Copy Markdown View Source

Elixir wrapper for the LiteParse Rust library, providing fast, local PDF and document parsing with spatial text extraction.

Summary

Functions

Parses a document file from disk and returns its extracted text and page count.

Parses a document from in-memory binary data and returns its extracted text and page count. Useful when the document is not on disk (e.g. received from a network request or an upload).

Types

parse_result()

@type parse_result() :: %{text: String.t(), page_count: non_neg_integer()}

Functions

parse(path, opts \\ [])

@spec parse(Path.t(), keyword() | LiteParse.Config.t()) ::
  {:ok, parse_result()} | {:error, String.t()}

Parses a document file from disk and returns its extracted text and page count.

Options

See LiteParse.Config for the full list. Pass options as a keyword list:

LiteParse.parse("doc.pdf", max_pages: 100, ocr_enabled: false)

Or as a reusable struct:

config = LiteParse.Config.new(ocr_enabled: false)
LiteParse.parse("doc.pdf", config)

Returns {:ok, %{text: binary, page_count: integer}} on success or {:error, reason} if the file cannot be read or parsed.
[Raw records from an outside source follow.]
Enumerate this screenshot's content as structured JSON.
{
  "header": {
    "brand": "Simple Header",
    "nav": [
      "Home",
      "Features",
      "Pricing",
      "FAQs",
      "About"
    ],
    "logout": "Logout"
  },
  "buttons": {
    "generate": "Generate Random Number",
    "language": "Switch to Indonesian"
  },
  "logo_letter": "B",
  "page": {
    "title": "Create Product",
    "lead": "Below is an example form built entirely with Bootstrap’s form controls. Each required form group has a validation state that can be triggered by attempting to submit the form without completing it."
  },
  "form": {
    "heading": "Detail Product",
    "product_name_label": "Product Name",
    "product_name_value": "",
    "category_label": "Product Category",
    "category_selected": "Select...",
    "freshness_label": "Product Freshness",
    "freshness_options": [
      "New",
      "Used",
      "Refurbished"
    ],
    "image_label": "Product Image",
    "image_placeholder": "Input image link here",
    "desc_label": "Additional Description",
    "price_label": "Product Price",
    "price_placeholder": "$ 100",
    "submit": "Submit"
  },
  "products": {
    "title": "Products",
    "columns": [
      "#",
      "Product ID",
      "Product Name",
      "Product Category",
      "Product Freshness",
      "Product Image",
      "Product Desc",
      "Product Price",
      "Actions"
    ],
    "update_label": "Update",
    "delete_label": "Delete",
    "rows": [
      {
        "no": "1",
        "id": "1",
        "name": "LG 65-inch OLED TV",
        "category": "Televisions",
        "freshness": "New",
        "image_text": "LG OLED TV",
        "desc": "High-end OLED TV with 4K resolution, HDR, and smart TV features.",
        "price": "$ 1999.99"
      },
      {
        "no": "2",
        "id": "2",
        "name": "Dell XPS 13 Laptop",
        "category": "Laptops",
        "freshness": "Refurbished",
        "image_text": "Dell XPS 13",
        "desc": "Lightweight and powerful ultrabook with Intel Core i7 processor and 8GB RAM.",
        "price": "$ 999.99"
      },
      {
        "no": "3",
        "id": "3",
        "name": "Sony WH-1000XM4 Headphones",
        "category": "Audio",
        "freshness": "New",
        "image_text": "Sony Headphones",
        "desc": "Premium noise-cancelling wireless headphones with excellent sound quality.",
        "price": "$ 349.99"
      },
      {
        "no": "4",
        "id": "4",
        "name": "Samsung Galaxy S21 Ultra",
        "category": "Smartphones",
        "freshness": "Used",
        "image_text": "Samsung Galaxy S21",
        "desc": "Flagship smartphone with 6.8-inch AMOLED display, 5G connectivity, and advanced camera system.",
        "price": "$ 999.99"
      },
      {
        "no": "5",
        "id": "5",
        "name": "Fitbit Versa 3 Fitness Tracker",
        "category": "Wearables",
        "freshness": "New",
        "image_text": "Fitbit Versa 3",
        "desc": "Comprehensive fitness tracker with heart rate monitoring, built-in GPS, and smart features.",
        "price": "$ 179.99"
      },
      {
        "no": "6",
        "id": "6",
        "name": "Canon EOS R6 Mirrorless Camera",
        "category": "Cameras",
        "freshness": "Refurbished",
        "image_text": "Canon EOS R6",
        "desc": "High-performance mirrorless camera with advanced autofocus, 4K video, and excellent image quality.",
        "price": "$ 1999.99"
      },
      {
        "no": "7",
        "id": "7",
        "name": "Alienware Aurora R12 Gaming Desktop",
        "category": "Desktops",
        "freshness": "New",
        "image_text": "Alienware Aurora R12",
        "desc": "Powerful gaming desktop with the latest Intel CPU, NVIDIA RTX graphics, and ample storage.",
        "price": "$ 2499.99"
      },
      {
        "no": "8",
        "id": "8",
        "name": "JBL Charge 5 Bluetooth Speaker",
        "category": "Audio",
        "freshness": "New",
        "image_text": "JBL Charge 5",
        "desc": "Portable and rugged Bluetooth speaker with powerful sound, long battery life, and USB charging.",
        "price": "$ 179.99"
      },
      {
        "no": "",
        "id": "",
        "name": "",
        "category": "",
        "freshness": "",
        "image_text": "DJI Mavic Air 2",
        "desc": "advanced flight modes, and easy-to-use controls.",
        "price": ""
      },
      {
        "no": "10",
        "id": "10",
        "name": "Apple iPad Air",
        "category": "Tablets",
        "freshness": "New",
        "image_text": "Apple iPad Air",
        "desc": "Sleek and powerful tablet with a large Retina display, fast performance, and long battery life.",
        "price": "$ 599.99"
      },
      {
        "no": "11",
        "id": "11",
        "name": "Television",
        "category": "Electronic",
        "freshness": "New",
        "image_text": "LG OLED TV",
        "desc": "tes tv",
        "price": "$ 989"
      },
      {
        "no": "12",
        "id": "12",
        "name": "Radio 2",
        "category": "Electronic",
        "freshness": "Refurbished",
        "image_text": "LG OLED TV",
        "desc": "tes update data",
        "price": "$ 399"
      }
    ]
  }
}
parse_input(bytes, opts \\ [])

@spec parse_input(binary(), keyword() | LiteParse.Config.t()) ::
  {:ok, parse_result()} | {:error, String.t()}

Parses a document from in-memory binary data and returns its extracted text and page count. Useful when the document is not on disk (e.g. received from a network request or an upload).

Mirrors the underlying liteparse::LiteParse::parse_input API with PdfInput::Bytes.

Options

See LiteParse.Config for the full list. Pass options as a keyword list:

LiteParse.parse_input(uploaded_pdf_binary, max_pages: 100, ocr_enabled: false)

Or as a reusable struct:

config = LiteParse.Config.new(ocr_enabled: false)
LiteParse.parse_input(uploaded_pdf_binary, config)

Returns {:ok, %{text: binary, page_count: integer}} on success or {:error, reason} if the data cannot be parsed.